Cross cultural awareness training programmes such as Doing Business in Japan increase organisations’ awareness of the cultural challenges and ensure that those involved are fully equipped with strategies for benefiting from these differences. The following are six of the key cultural concepts international organisations can sometimes find challenging when setting up or doing business in Japan.
Rules and Etiquette – Japan’s low tolerance of uncertainty has created a society which adheres closely to rules and regulations. Evidence of this is visible in low crime rates, trains that you could set your watch by and high levels of conformity in behaviour. Etiquette penetrates every aspect of society and is evident even in ordinary circumstances. Aspects of etiquette include an extensive vocabulary and grammar for polite conversation, codified practices for gift giving and receiving and principles for bowing and exchanging name cards.
Hierarchy – A strong hierarchical system still exists in Japan with respect, responsibility and authority being rewarded based on age, status and experience. When communicating with Japanese, it is wise to pay attention to the protection of “kao” or “face.” Face is closely linked with personal pride and forms the basis of an individual’s social status and reputation. Damaging face through overt confrontation or criticism shakes the foundation of Japanese hierarchy and can be disastrous for business relationships in Japan.
Gender roles – Although women are fast gaining more visibility in the work place, the role of “salaryman” (office worker) is still male dominated. Women’s social participation is reflected and influenced by the Japanese language which diverges into a more polite and formal style of speech when utilised by women.
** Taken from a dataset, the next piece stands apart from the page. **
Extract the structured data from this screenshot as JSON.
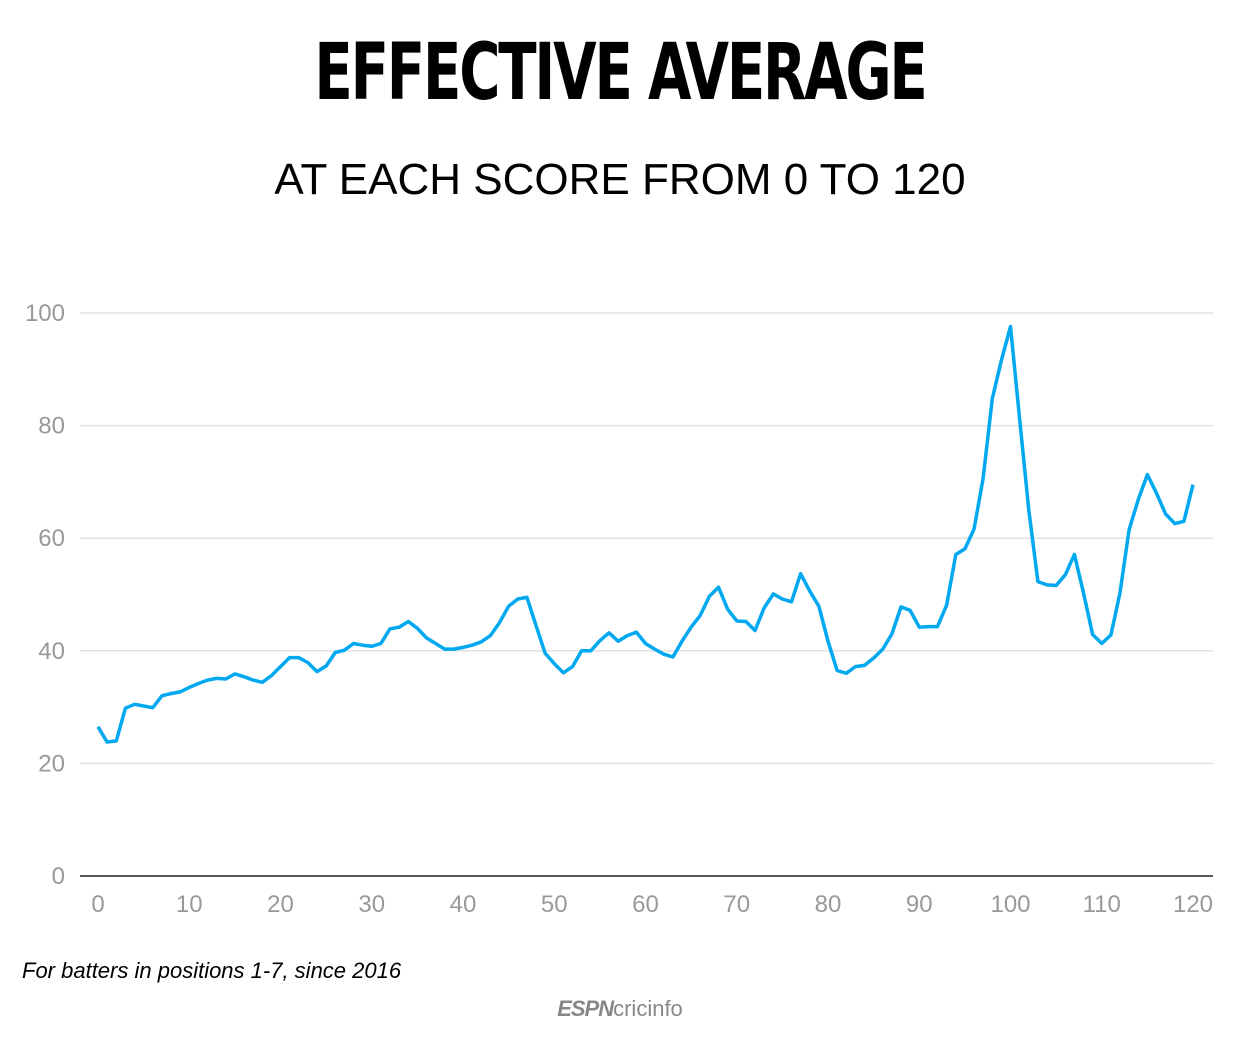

Harmony – As a country that values sentiments of collectivism over those of individualism, Japanese tend to place a significant emphasis on loyalty towards the group. It is still common for companies to provide life-long employment to individuals who, in return, devote long hours and often sacrifice personal gain for communal good. When doing business in Japan it is important to recognise that praising or prioritising any one individual over others is likely to be embarrassing and will not further business goals.